Lucy stepped back. “It’s just a new hairstyle and some makeup tips, okay? If we hate it, you and Grady can both mock me for an entire Sunday afternoon after I get back. I’ll even provide the brownies.”
“I’m going to hold you to that,” Jana said, waving a finger.
“I’m sure you will,” Lucy responded, relieved they were okay again. It wasn’t the acceptance she’d hoped for, but she’d take grudging support. And she knew Jana would get Grady to see her side, though he’d probably never admit it.
“And if we unanimously agree you don’t look like you, then you won’t go to the reunion?”
Lucy sighed. Close. “I’m not making
any promises there.” She held up her hand to stall Jana’s argument. “One step at a time. The reunion isn’t till the end of September. You and Grady will have plenty of time to devise all kinds of mental torture for after I get back.”
Jana chewed her nail. “True. We could be so much better organized about it, too.”
“Oh, great. Now I know what you two will be doing for your summer vacation.”

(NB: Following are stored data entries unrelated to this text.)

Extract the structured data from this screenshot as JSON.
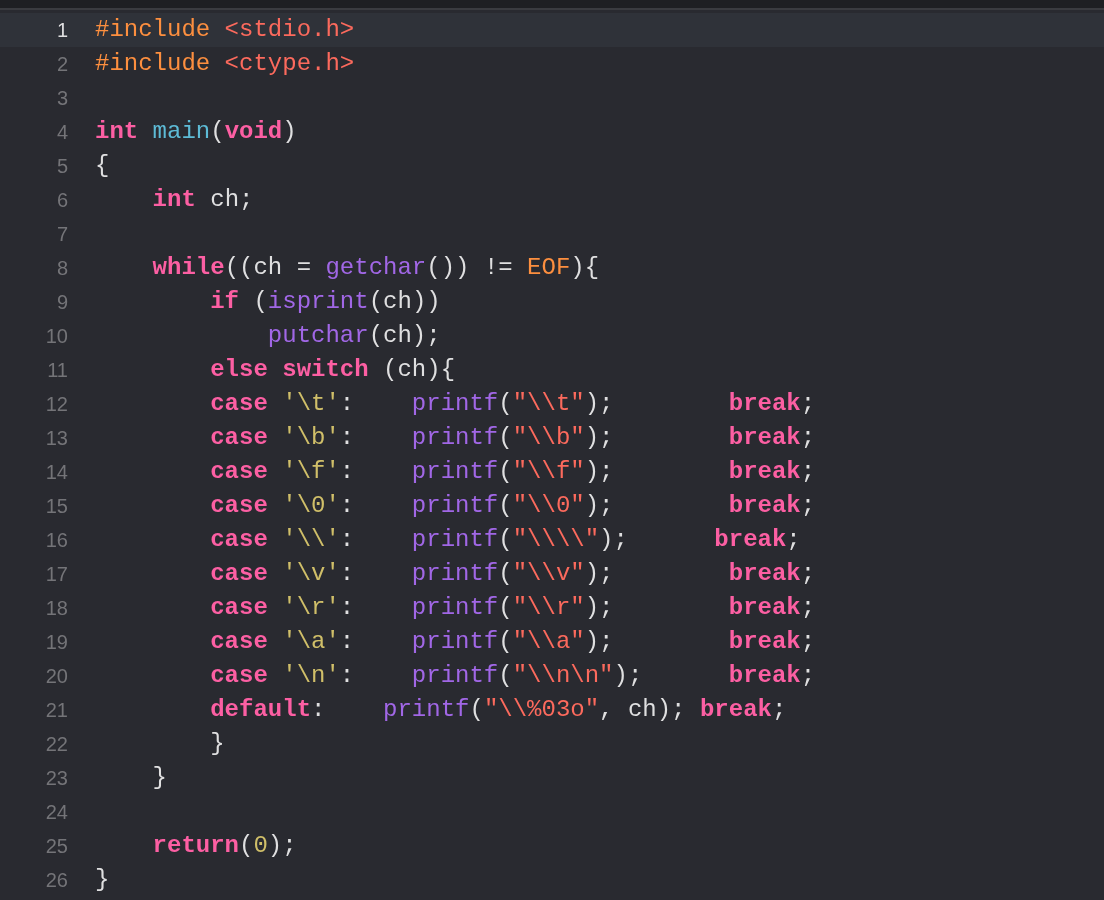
{
  "editor": {
    "lines": [
      {
        "number": "1",
        "current": true,
        "tokens": [
          {
            "text": "#include",
            "kind": "preprocessor"
          },
          {
            "text": " <stdio.h>",
            "kind": "string"
          }
        ]
      },
      {
        "number": "2",
        "current": false,
        "tokens": [
          {
            "text": "#include",
            "kind": "preprocessor"
          },
          {
            "text": " <ctype.h>",
            "kind": "string"
          }
        ]
      },
      {
        "number": "3",
        "current": false
      },
      {
        "number": "4",
        "current": false,
        "tokens": [
          {
            "text": "int",
            "kind": "keyword"
          },
          {
            "text": " main",
            "kind": "declaration"
          },
          {
            "text": "(",
            "kind": "plain"
          },
          {
            "text": "void",
            "kind": "keyword"
          },
          {
            "text": ")",
            "kind": "plain"
          }
        ]
      },
      {
        "number": "5",
        "current": false,
        "tokens": [
          {
            "text": "{",
            "kind": "plain"
          }
        ]
      },
      {
        "number": "6",
        "current": false,
        "tokens": [
          {
            "text": "    int",
            "kind": "keyword"
          },
          {
            "text": " ch;",
            "kind": "plain"
          }
        ]
      },
      {
        "number": "7",
        "current": false
      },
      {
        "number": "8",
        "current": false,
        "tokens": [
          {
            "text": "    while",
            "kind": "keyword"
          },
          {
            "text": "((ch = ",
            "kind": "plain"
          },
          {
            "text": "getchar",
            "kind": "function"
          },
          {
            "text": "()) != ",
            "kind": "plain"
          },
          {
            "text": "EOF",
            "kind": "macro"
          },
          {
            "text": "){",
            "kind": "plain"
          }
        ]
      },
      {
        "number": "9",
        "current": false,
        "tokens": [
          {
            "text": "        if",
            "kind": "keyword"
          },
          {
            "text": " (",
            "kind": "plain"
          },
          {
            "text": "isprint",
            "kind": "function"
          },
          {
            "text": "(ch))",
            "kind": "plain"
          }
        ]
      },
      {
        "number": "10",
        "current": false,
        "tokens": [
          {
            "text": "            putchar",
            "kind": "function"
          },
          {
            "text": "(ch);",
            "kind": "plain"
          }
        ]
      },
      {
        "number": "11",
        "current": false,
        "tokens": [
          {
            "text": "        else",
            "kind": "keyword"
          },
          {
            "text": " switch",
            "kind": "keyword"
          },
          {
            "text": " (ch){",
            "kind": "plain"
          }
        ]
      },
      {
        "number": "12",
        "current": false,
        "tokens": [
          {
            "text": "        case",
            "kind": "keyword"
          },
          {
            "text": " '\\t'",
            "kind": "char"
          },
          {
            "text": ":    ",
            "kind": "plain"
          },
          {
            "text": "printf",
            "kind": "function"
          },
          {
            "text": "(",
            "kind": "plain"
          },
          {
            "text": "\"\\\\t\"",
            "kind": "string"
          },
          {
            "text": ");        ",
            "kind": "plain"
          },
          {
            "text": "break",
            "kind": "keyword"
          },
          {
            "text": ";",
            "kind": "plain"
          }
        ]
      },
      {
        "number": "13",
        "current": false,
        "tokens": [
          {
            "text": "        case",
            "kind": "keyword"
          },
          {
            "text": " '\\b'",
            "kind": "char"
          },
          {
            "text": ":    ",
            "kind": "plain"
          },
          {
            "text": "printf",
            "kind": "function"
          },
          {
            "text": "(",
            "kind": "plain"
          },
          {
            "text": "\"\\\\b\"",
            "kind": "string"
          },
          {
            "text": ");        ",
            "kind": "plain"
          },
          {
            "text": "break",
            "kind": "keyword"
          },
          {
            "text": ";",
            "kind": "plain"
          }
        ]
      },
      {
        "number": "14",
        "current": false,
        "tokens": [
          {
            "text": "        case",
            "kind": "keyword"
          },
          {
            "text": " '\\f'",
            "kind": "char"
          },
          {
            "text": ":    ",
            "kind": "plain"
          },
          {
            "text": "printf",
            "kind": "function"
          },
          {
            "text": "(",
            "kind": "plain"
          },
          {
            "text": "\"\\\\f\"",
            "kind": "string"
          },
          {
            "text": ");        ",
            "kind": "plain"
          },
          {
            "text": "break",
            "kind": "keyword"
          },
          {
            "text": ";",
            "kind": "plain"
          }
        ]
      },
      {
        "number": "15",
        "current": false,
        "tokens": [
          {
            "text": "        case",
            "kind": "keyword"
          },
          {
            "text": " '\\0'",
            "kind": "char"
          },
          {
            "text": ":    ",
            "kind": "plain"
          },
          {
            "text": "printf",
            "kind": "function"
          },
          {
            "text": "(",
            "kind": "plain"
          },
          {
            "text": "\"\\\\0\"",
            "kind": "string"
          },
          {
            "text": ");        ",
            "kind": "plain"
          },
          {
            "text": "break",
            "kind": "keyword"
          },
          {
            "text": ";",
            "kind": "plain"
          }
        ]
      },
      {
        "number": "16",
        "current": false,
        "tokens": [
          {
            "text": "        case",
            "kind": "keyword"
          },
          {
            "text": " '\\\\'",
            "kind": "char"
          },
          {
            "text": ":    ",
            "kind": "plain"
          },
          {
            "text": "printf",
            "kind": "function"
          },
          {
            "text": "(",
            "kind": "plain"
          },
          {
            "text": "\"\\\\\\\\\"",
            "kind": "string"
          },
          {
            "text": ");      ",
            "kind": "plain"
          },
          {
            "text": "break",
            "kind": "keyword"
          },
          {
            "text": ";",
            "kind": "plain"
          }
        ]
      },
      {
        "number": "17",
        "current": false,
        "tokens": [
          {
            "text": "        case",
            "kind": "keyword"
          },
          {
            "text": " '\\v'",
            "kind": "char"
          },
          {
            "text": ":    ",
            "kind": "plain"
          },
          {
            "text": "printf",
            "kind": "function"
          },
          {
            "text": "(",
            "kind": "plain"
          },
          {
            "text": "\"\\\\v\"",
            "kind": "string"
          },
          {
            "text": ");        ",
            "kind": "plain"
          },
          {
            "text": "break",
            "kind": "keyword"
          },
          {
            "text": ";",
            "kind": "plain"
          }
        ]
      },
      {
        "number": "18",
        "current": false,
        "tokens": [
          {
            "text": "        case",
            "kind": "keyword"
          },
          {
            "text": " '\\r'",
            "kind": "char"
          },
          {
            "text": ":    ",
            "kind": "plain"
          },
          {
            "text": "printf",
            "kind": "function"
          },
          {
            "text": "(",
            "kind": "plain"
          },
          {
            "text": "\"\\\\r\"",
            "kind": "string"
          },
          {
            "text": ");        ",
            "kind": "plain"
          },
          {
            "text": "break",
            "kind": "keyword"
          },
          {
            "text": ";",
            "kind": "plain"
          }
        ]
      },
      {
        "number": "19",
        "current": false,
        "tokens": [
          {
            "text": "        case",
            "kind": "keyword"
          },
          {
            "text": " '\\a'",
            "kind": "char"
          },
          {
            "text": ":    ",
            "kind": "plain"
          },
          {
            "text": "printf",
            "kind": "function"
          },
          {
            "text": "(",
            "kind": "plain"
          },
          {
            "text": "\"\\\\a\"",
            "kind": "string"
          },
          {
            "text": ");        ",
            "kind": "plain"
          },
          {
            "text": "break",
            "kind": "keyword"
          },
          {
            "text": ";",
            "kind": "plain"
          }
        ]
      },
      {
        "number": "20",
        "current": false,
        "tokens": [
          {
            "text": "        case",
            "kind": "keyword"
          },
          {
            "text": " '\\n'",
            "kind": "char"
          },
          {
            "text": ":    ",
            "kind": "plain"
          },
          {
            "text": "printf",
            "kind": "function"
          },
          {
            "text": "(",
            "kind": "plain"
          },
          {
            "text": "\"\\\\n\\n\"",
            "kind": "string"
          },
          {
            "text": ");      ",
            "kind": "plain"
          },
          {
            "text": "break",
            "kind": "keyword"
          },
          {
            "text": ";",
            "kind": "plain"
          }
        ]
      },
      {
        "number": "21",
        "current": false,
        "tokens": [
          {
            "text": "        default",
            "kind": "keyword"
          },
          {
            "text": ":    ",
            "kind": "plain"
          },
          {
            "text": "printf",
            "kind": "function"
          },
          {
            "text": "(",
            "kind": "plain"
          },
          {
            "text": "\"\\\\%03o\"",
            "kind": "string"
          },
          {
            "text": ", ch); ",
            "kind": "plain"
          },
          {
            "text": "break",
            "kind": "keyword"
          },
          {
            "text": ";",
            "kind": "plain"
          }
        ]
      },
      {
        "number": "22",
        "current": false,
        "tokens": [
          {
            "text": "        }",
            "kind": "plain"
          }
        ]
      },
      {
        "number": "23",
        "current": false,
        "tokens": [
          {
            "text": "    }",
            "kind": "plain"
          }
        ]
      },
      {
        "number": "24",
        "current": false
      },
      {
        "number": "25",
        "current": false,
        "tokens": [
          {
            "text": "    return",
            "kind": "keyword"
          },
          {
            "text": "(",
            "kind": "plain"
          },
          {
            "text": "0",
            "kind": "number"
          },
          {
            "text": ");",
            "kind": "plain"
          }
        ]
      },
      {
        "number": "26",
        "current": false,
        "tokens": [
          {
            "text": "}",
            "kind": "plain"
          }
        ]
      }
    ]
  }
}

Jana grinned. “Yeah. And our vacation won’t involve waxing or plucking or ripping anything out by its roots.”
Lucy winced inwardly. She hadn’t thought about that part. “Yeah, well, I’ll be pampered and waited on hand and foot. And I bet my scenery will be better, too. Possibly buff, half naked, and tanned.”
“So I’ll get Dave some spray-on stuff and hide his favorite shirt.”
They both looked at each other for a second, then burst out laughing.
“Okay, okay,” Jana said, hugging her one last time. “You win. I’ll reserve judgment until you get back.”
“Thank you. That’s all I wanted.”
Jana paused at the classroom door. “Can we at least mock you behind your back while you’re gone?”
“Sure. Get it all out of your system.” She pointed a bottle of tempera at her. “Because you’re going to eat every one of your words, Ms. Reporter.” She grinned then. “And them’s a whole lot of words, so wear something baggy.”
Jana’s laughter floated down the hall as the classroom door drifted shut behind her.
Finally alone, Lucy wasn’t surprised to find herself fighting the encroaching fear that maybe, just maybe, Jana and Grady were right. (Waxing and plucking and ripping . . . oh, my!) But no. Now was not the time to buckle and cave. She was big on buckling and caving. Which was exactly what had led her to this point, right? She’d made the decision to do something about her growing self-discontent, and frivolous or not, the first step was going to Barbie Boot Camp.
She had to start somewhere, after all.
Lucy went back to stocking paint. She had to get the rest of this room in shape before the weekend. Because as of Saturday noon, she became the exclusive property of Glass Slipper, Inc. And for the next two weeks she would have her own personal fairy godmothers.